Barbara Ward, 67, a British journalist and economist who was one of the most eloquent voices calling for aid to the underdeveloped Third World and was an early proponent of world environmental policies, died of cancer yesterday at her home in southern England.
Miss Ward was the author of more than a dozen major works on economic development, written for the layman as well as the professional economist. She served on United Nations and Vatican commissions dealing with the sharing of world resources, and was a friend and adviser to statesmen on five continents.
Although she never held elective office, nor served in a government, she exerted profound influence on the debate surrounding the relation of rich to poor nations.
Honored for her writing, she also was an accomplished speaker, and an English radio personality.She was voted the second most popular public speaker in Great Britain in a 1944 national poll. She had written and had been foreign editor for the Economist, a highly respected British news weekly, and had lectured not only in Britain but at Harvard and Columbia universities.
Miss Ward's major works included "The International Share-Out," published in 1938, "Spaceship Earth," in 1966, and "The Widening Gap," published in 1971, and "The Home of Man," which appeared in 1976. A 1972 book she wrote with Rene Dubos, "Only One Earth," was used as the theme book for the United Nations Stockholm Conference on the Environment that same year.
Reviewing this book, one critic wrtote that Miss Ward described "the dilemma of the poor nations -- called to modernization and industrialization in order to raise their people from misery, yet hindered by the rich nations' traditional exercise of power and now by a new concern for pollution and ecological balance."

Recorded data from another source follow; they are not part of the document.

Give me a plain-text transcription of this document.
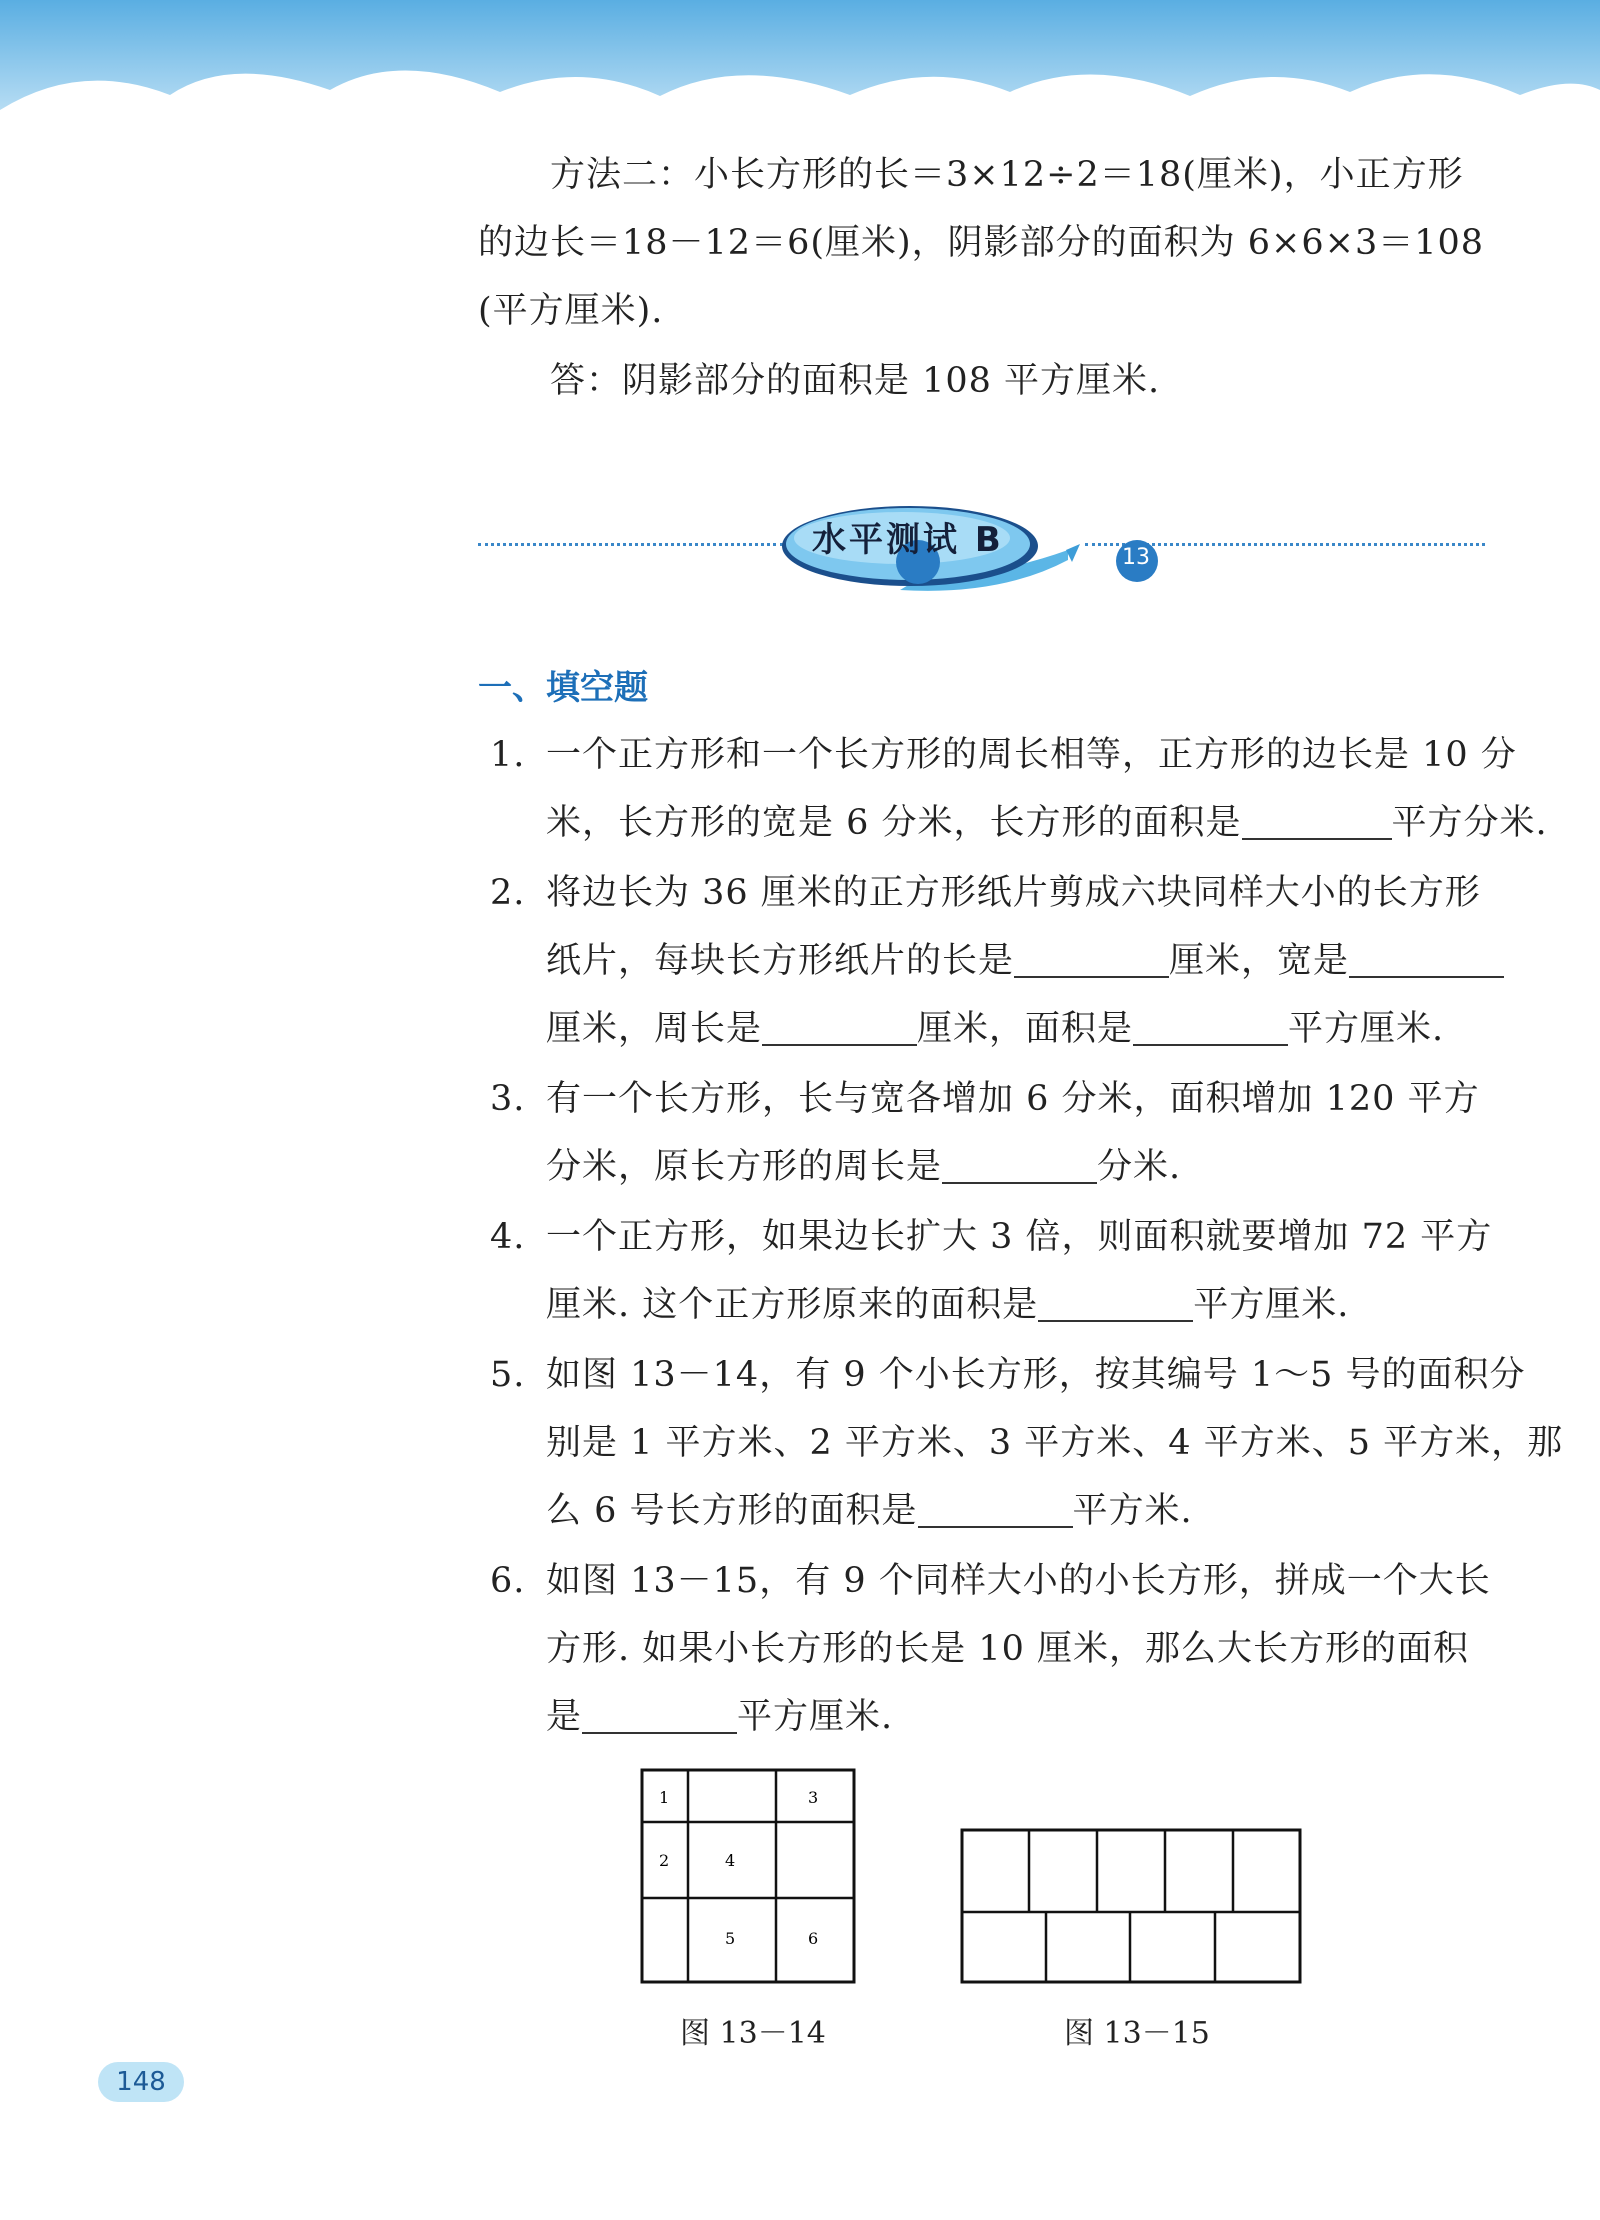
方法二：小长方形的长＝3×12÷2＝18(厘米)，小正方形
的边长＝18－12＝6(厘米)，阴影部分的面积为 6×6×3＝108
(平方厘米).
答：阴影部分的面积是 108 平方厘米.
水平测试 B	13
一、填空题
1. 一个正方形和一个长方形的周长相等，正方形的边长是 10 分
米，长方形的宽是 6 分米，长方形的面积是	平方分米.
2. 将边长为 36 厘米的正方形纸片剪成六块同样大小的长方形
纸片，每块长方形纸片的长是	厘米，宽是
厘米，周长是	厘米，面积是	平方厘米.
3. 有一个长方形，长与宽各增加 6 分米，面积增加 120 平方
分米，原长方形的周长是	分米.
4. 一个正方形，如果边长扩大 3 倍，则面积就要增加 72 平方
厘米. 这个正方形原来的面积是	平方厘米.
5. 如图 13－14，有 9 个小长方形，按其编号 1～5 号的面积分
别是 1 平方米、2 平方米、3 平方米、4 平方米、5 平方米，那
么 6 号长方形的面积是	平方米.
6. 如图 13－15，有 9 个同样大小的小长方形，拼成一个大长
方形. 如果小长方形的长是 10 厘米，那么大长方形的面积
是	平方厘米.
1	3
2	4
5	6
图 13－14	图 13－15
148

Another of her books, "Nationalism and Ideology," was hailed in the (London) Times Literary Supplement as a brilliant summary of man's progress from the tribe to the nation-state.
Her books and speeches to audiences brought home her hopes and her fears for the future, and a feeling that much of the future would be determined by the relationship between the rich and poor nations of the planet.
In "The Rich Nations and the Poor Nations" (of which Lyndon B. Johnson once said "I read it like I do the Bible") she wrote, "If we are to face the vast gap between the nations around the Atlantic area which have been through their modernizing revolutions and the searching nations all around the world who seek desperately to make the same transition, perhaps the first decision we have to make is to abandon the fallacy that, somewhere, somehow, everything is going to turn out all right."
In a 1964 speech in Washington she said that modern science and technology had unlocked "the gates of absolute scarcity" and made it a matter of choice whether to feed and clothe the world's poverty-stricken. "Never again can we say: 'We would have done it if we could, but the means were lacking.'"
In another Washington speech that same year she asserted that the "possibility of making the desert bloom is just as stirring as going to the moon."
At the bottom of all her pleas was the theory that foreign aid, "direct transfers of wealth from rich nations to poor nations," is the solution to many world problems. She appealed to the Free World to invest money to help the underdeveloped nations "come through the sound barrier of modernization."
Among her students and admirers was President Johnson, who borrowed from Miss Ward her phrase, "the ancient enemies of mankind," as a call to use foreign aid to attack world poverty, disease, and ignorance.
Other American public figures she advised included John F. Kennedy during his presidency, World Bank President Robert S. McNamara, and Robert Kennedy, before and during his bid for the 1968 Democratic presidential nonmination.
Miss Ward was appointed to the Pontifical Commission for Justice and Peace in 1967. The commission studies ways of helping poor countries. Miss Ward, a prominent Catholic lay person, recommended that the church donate some of its wealth to developing nations.
She was a past president of the International Institute for Environment and Development and was council chairman of the organization at the time of her death. She also had been a member of the Adlai Stevenson Institute of International Affairs since 1968.
Miss Ward was born in York, England. Her father was a solicitor of Quaker leanings and her mother was a devout Roman Catholic. Miss Ward was reared in her mother's faith.
At the age of 15 she went to Paris where she spent two years studying at the Lycee Moliere and the Soronne, then went to Germany where she attended college in Jugenheim. After spending three years at Somerville College, Oxford, she took a first in modern greats in 1935.
During the next three years she studied abroad in Europe during the summer and lectured at Cambridge University during the school year. She became a staff writer with the Economist in 1939, and served as the magazine's foreign editor from 1940 to 1950. She served on the staff of the BBC from 1943 to 1946, and on its board of governors from 1946 to 1950.
She first came to this country in 1942 and worked for the British Ministry of Information in Washington during World War II.
She was a visiting professor at Harvard University from 1958 to 1968, and was Albert Schweitzer Professor of International Economic Development at Columbia University from 1968 to 1973.
Five years ago, Miss Ward was made a life peer with the title of Baroness Jackson of Lodsworth. Last year she received Britain's Royal Society of the Arts Albert Medal, and India's Jawaharlal Nehru Memorial Award for International Understanding. She donated the money from both prizes to an Indian leper colony.
In 1950 she married Sir Robert Jackson, a United Nations official. He survives, as does a son.